Магда, впрочем, лишь смутно понимала, чего именно добивается. Далеко-далеко маячил образ фильмовой дивы. Господин в нарядном пальто с котиковым воротником шалью подсаживал ее в лаковый автомобиль. Она покупала переливчатое, прямо-таки журчащее платье, которое сияло и лилось в витрине баснословного магазина. Сидеть часами нагишом и даже не получать в свою собственность портреты, которые с нее пишут, было довольно пресным уделом.

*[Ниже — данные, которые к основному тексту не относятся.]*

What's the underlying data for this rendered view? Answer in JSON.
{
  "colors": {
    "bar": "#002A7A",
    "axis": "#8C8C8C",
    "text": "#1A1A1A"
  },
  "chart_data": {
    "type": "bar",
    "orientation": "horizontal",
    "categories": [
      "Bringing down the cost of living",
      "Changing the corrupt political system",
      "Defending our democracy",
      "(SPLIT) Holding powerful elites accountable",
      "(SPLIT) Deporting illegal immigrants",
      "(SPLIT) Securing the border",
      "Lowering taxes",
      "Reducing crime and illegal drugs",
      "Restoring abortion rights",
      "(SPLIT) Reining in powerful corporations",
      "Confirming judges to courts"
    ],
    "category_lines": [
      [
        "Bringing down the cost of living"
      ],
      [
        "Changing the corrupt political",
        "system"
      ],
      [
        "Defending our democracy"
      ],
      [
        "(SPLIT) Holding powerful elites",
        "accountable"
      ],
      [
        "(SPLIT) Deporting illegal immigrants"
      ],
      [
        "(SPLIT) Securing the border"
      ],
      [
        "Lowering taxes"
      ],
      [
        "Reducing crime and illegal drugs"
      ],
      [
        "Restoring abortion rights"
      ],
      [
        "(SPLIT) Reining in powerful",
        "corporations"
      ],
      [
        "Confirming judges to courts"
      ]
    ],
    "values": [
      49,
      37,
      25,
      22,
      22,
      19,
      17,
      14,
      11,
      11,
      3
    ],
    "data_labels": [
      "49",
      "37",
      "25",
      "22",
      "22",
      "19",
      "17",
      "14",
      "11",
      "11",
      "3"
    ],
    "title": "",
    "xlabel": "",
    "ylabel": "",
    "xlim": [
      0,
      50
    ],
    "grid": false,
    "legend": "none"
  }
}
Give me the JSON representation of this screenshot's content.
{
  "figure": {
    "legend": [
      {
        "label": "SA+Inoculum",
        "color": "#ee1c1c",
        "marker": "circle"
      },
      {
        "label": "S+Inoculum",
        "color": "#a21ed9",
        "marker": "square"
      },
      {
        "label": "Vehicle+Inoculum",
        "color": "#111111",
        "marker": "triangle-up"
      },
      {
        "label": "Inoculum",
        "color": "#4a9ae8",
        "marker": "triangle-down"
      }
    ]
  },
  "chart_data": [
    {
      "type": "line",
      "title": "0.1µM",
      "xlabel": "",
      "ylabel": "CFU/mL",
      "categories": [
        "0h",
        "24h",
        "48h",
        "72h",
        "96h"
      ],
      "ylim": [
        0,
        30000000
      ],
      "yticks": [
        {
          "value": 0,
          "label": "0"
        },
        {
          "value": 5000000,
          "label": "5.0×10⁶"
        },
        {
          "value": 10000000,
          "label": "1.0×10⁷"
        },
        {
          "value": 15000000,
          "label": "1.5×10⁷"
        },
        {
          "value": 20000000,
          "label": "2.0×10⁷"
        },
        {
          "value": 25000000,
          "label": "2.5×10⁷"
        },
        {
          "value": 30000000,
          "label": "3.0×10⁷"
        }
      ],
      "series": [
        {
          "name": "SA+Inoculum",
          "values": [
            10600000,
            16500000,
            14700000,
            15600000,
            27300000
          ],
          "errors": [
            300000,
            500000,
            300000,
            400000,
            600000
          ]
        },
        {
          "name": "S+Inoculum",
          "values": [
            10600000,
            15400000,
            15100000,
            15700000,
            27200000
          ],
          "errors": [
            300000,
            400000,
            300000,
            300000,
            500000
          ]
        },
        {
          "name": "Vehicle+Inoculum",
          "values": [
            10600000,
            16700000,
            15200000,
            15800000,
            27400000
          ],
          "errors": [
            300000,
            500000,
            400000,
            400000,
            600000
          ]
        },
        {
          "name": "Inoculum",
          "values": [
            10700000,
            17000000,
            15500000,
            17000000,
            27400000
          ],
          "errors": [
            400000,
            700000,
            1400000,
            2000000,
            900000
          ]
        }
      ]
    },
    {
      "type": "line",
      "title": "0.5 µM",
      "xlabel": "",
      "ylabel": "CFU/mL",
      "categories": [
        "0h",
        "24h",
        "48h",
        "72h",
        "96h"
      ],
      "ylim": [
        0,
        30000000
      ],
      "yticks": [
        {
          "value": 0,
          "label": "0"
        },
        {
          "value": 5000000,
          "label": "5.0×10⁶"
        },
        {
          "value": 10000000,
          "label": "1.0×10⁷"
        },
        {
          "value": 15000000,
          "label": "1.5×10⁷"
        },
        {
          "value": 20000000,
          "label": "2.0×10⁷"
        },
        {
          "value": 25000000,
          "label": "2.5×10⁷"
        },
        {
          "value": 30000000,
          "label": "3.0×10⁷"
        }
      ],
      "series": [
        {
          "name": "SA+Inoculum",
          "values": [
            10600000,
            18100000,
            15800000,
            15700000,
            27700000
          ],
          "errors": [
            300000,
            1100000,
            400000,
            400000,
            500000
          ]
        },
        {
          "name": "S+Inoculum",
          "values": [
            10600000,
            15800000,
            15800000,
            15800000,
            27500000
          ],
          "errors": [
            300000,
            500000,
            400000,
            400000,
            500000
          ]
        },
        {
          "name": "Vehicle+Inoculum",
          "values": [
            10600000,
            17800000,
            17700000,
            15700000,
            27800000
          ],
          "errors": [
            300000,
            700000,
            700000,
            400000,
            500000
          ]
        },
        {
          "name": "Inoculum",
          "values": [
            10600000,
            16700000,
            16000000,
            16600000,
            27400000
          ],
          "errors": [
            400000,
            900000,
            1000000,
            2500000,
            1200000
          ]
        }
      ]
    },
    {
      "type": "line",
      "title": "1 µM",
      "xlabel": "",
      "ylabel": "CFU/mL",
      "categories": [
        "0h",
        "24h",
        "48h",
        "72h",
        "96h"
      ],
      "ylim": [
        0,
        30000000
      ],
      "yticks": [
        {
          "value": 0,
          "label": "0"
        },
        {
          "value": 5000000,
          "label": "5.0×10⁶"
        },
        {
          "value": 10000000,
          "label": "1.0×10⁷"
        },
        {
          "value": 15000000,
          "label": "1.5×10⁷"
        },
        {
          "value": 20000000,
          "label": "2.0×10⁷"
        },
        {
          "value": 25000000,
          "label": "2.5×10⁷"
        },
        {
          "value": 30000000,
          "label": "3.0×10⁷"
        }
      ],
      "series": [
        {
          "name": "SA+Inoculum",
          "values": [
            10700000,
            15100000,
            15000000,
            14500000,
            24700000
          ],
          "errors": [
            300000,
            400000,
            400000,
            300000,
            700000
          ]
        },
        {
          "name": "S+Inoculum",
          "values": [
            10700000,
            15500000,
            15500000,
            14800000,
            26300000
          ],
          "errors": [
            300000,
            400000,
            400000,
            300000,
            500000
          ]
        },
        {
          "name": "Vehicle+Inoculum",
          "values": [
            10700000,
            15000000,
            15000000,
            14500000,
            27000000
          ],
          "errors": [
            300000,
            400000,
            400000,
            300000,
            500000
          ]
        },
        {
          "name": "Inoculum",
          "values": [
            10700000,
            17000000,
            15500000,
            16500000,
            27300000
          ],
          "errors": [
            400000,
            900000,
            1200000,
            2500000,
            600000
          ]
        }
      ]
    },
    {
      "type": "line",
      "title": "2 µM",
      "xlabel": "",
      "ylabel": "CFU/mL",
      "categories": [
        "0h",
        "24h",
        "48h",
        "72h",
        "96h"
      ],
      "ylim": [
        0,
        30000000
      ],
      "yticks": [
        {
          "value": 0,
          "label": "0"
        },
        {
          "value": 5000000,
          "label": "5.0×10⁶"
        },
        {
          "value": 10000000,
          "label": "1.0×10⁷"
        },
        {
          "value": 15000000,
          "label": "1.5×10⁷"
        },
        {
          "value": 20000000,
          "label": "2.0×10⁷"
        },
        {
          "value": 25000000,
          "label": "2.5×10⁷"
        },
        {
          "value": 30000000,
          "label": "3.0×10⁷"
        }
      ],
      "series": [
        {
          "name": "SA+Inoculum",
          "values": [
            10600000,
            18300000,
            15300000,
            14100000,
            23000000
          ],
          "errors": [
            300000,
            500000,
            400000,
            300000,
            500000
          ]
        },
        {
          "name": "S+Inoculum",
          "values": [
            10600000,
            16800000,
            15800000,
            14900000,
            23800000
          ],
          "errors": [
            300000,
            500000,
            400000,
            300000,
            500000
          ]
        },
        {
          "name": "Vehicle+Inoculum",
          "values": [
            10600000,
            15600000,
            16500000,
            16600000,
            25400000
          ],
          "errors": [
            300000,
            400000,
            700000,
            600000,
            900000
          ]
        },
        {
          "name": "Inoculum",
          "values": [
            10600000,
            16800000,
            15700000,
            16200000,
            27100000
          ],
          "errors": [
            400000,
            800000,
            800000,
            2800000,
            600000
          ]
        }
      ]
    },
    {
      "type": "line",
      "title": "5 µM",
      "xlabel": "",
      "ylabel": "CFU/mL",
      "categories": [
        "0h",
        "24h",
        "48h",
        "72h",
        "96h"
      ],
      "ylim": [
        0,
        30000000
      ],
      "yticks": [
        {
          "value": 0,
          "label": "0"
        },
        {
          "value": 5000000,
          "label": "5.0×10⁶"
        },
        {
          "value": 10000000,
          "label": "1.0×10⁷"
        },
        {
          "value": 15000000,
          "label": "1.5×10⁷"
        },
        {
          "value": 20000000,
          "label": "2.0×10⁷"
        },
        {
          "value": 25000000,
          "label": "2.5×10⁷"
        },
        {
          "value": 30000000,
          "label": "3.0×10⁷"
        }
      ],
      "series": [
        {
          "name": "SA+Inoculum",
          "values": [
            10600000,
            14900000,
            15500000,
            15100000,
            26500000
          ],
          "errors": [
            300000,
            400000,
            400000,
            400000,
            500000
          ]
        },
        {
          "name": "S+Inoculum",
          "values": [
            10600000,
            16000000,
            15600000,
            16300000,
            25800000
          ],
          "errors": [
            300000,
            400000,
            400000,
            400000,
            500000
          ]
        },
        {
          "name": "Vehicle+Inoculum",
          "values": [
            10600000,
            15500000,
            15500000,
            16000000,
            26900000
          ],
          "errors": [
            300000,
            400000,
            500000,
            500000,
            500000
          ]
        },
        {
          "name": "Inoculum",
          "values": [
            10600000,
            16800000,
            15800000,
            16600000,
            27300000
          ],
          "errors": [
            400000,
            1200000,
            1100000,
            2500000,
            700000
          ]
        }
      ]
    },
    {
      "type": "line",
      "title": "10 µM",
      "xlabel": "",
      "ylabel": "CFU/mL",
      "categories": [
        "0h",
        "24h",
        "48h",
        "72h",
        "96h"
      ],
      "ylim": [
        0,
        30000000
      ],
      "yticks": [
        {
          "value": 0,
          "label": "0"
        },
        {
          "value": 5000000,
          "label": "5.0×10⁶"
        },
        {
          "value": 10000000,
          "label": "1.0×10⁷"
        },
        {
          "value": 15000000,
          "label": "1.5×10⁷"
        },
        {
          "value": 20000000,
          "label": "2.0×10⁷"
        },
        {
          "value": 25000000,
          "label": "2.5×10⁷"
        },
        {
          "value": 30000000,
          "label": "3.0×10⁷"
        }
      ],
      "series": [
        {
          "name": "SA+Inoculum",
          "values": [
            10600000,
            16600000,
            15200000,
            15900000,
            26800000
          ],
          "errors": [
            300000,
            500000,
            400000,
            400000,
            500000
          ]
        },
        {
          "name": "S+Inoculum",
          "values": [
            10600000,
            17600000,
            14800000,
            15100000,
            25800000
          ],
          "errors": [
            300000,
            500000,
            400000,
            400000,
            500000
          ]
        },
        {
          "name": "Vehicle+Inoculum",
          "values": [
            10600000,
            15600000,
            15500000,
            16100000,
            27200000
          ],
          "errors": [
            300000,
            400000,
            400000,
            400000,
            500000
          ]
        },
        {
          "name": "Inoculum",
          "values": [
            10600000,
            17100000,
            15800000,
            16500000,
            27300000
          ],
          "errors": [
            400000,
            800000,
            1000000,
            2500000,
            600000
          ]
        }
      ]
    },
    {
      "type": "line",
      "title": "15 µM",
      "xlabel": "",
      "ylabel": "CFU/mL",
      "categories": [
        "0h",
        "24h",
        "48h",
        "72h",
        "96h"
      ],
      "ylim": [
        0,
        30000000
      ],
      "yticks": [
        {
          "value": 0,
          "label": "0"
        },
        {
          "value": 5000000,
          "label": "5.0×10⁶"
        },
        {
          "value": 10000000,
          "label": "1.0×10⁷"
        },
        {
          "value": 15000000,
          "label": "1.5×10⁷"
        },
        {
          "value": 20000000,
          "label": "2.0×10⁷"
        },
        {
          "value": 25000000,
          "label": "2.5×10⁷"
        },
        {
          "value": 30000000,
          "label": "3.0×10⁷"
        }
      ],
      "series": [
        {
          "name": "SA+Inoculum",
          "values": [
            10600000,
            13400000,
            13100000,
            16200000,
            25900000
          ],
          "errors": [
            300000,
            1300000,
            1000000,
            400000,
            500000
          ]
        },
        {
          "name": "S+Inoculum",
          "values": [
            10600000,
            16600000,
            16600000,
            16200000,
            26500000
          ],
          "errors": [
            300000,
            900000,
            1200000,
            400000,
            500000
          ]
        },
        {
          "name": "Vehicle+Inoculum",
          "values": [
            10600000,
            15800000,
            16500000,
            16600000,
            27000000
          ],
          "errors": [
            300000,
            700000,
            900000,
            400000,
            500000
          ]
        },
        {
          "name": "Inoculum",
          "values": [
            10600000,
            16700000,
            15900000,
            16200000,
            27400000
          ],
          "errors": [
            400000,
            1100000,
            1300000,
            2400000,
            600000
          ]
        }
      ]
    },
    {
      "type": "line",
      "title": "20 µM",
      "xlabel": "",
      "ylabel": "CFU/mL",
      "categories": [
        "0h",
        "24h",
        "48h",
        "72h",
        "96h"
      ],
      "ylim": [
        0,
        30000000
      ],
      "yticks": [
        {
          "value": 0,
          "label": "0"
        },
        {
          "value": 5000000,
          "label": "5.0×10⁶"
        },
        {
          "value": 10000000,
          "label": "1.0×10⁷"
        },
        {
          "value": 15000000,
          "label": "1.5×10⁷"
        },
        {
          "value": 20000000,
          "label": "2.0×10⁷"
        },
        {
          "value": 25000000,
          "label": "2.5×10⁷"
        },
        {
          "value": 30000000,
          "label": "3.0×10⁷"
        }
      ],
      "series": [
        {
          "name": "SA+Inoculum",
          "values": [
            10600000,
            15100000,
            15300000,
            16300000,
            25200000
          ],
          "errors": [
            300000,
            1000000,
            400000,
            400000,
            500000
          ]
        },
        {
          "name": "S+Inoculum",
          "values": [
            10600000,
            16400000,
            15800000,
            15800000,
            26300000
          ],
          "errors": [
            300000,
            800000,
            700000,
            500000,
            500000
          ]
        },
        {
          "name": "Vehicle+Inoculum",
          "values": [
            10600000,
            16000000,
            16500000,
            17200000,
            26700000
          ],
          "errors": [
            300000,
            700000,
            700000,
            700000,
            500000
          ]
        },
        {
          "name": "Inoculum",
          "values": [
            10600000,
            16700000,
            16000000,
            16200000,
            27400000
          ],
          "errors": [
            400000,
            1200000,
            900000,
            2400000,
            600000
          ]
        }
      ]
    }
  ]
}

Она не замечала, что в каком-то смысле гений ее судьбы – гений кинематографический. Присутствия и мановения его она не заметила даже в тот весенний вечер, когда Левандовская впервые упомянула о «влюбленном провинциале».
«Нельзя тебе жить без друга, – спокойно сказала Левандовская, попивая кофе. – Ты – бойкое дитя, ты – попрыгунья, ты без друга пропадешь. Он скромный человек, провинциальный житель, и ему нужна тоже скромная подруга в этом городе соблазнов и скверны».
Магда держала на коленях собаку Левандовской – толстую желтую таксу с сединой на морде и с длинной бородавкой на щеке. Она взяла в кулак шелковое ухо собаки и, не поднимая глаз, ответила:
«Ах, это успеется. Мне только пятнадцать. И зачем? Все это будет так – зря, я знаю этих господ».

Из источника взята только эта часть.